When the two sisters returned from the ball, Cinderella asked them whether they had been well entertained; and whether the beautiful lady was there? They replied, that she was; but that she had run away as soon as midnight had struck, and so quickly as to drop one of her dainty glass slippers, which the king’s son had picked up, and was looking at most fondly during the remainder of the ball; indeed, it seemed beyond a doubt that he was deeply enamored of the beautiful creature to whom it belonged.
They spoke truly enough; for, a few days afterwards, the king’s son caused a proclamation to be made, by sound of trumpet, all over the kingdom, to the effect that he would marry her whose foot should be found to fit the slipper exactly. So the slipper was first tried on by all the princesses; then by all the duchesses; and next by all the persons belonging to the court: but in vain. It was then carried to the two sisters, who tried with all their might to force their feet into its delicate proportions, but with no better success.

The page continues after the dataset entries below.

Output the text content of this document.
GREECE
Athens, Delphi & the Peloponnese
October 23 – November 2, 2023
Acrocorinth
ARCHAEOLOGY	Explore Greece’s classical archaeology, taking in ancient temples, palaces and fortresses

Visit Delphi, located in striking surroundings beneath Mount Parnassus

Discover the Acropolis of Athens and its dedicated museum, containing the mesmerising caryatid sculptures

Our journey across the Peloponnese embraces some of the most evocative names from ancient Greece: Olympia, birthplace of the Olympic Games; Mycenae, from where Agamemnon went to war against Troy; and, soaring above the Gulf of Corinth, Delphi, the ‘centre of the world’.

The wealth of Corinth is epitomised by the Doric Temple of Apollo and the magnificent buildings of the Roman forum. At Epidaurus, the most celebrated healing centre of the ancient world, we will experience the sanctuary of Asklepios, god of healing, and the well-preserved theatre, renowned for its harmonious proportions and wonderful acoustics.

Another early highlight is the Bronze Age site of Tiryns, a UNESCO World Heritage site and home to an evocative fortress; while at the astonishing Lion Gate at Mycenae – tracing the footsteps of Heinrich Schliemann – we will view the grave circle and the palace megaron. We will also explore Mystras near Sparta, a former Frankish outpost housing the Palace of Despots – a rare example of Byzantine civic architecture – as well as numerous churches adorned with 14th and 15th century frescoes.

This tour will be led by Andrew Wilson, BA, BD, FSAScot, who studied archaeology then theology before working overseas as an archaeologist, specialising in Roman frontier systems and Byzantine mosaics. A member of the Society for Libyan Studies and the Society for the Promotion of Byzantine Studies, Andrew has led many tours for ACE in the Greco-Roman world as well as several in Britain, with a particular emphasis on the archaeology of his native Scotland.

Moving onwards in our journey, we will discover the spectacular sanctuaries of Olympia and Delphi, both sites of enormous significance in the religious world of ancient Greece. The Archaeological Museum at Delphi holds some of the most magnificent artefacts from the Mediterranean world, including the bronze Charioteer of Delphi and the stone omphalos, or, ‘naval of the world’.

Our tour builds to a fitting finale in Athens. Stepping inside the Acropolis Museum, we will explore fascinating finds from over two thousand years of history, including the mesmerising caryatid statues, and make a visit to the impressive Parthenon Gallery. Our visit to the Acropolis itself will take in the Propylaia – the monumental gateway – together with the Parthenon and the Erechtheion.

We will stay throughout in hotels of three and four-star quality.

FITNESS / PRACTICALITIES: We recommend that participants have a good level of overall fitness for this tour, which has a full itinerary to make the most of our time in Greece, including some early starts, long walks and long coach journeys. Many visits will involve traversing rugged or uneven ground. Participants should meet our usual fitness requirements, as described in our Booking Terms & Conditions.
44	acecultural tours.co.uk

Cinderella, who was present, and recognized her slipper, now laughed, and said: “Suppose I were to try?” Her sisters ridiculed such an idea; but the gentleman who was appointed to try the slipper, having looked attentively at Cinderella, and perceived how beautiful she was, said that it was but fair she should do so, as he had orders to try it on every young maiden in the kingdom. Accordingly, having requested Cinderella to sit down, she no sooner put her little foot to the slipper, than she drew it on, and it fitted like wax. The sisters were quite amazed; but their astonishment increased ten fold, when Cinderella drew the fellow slipper out of her pocket, and put it on.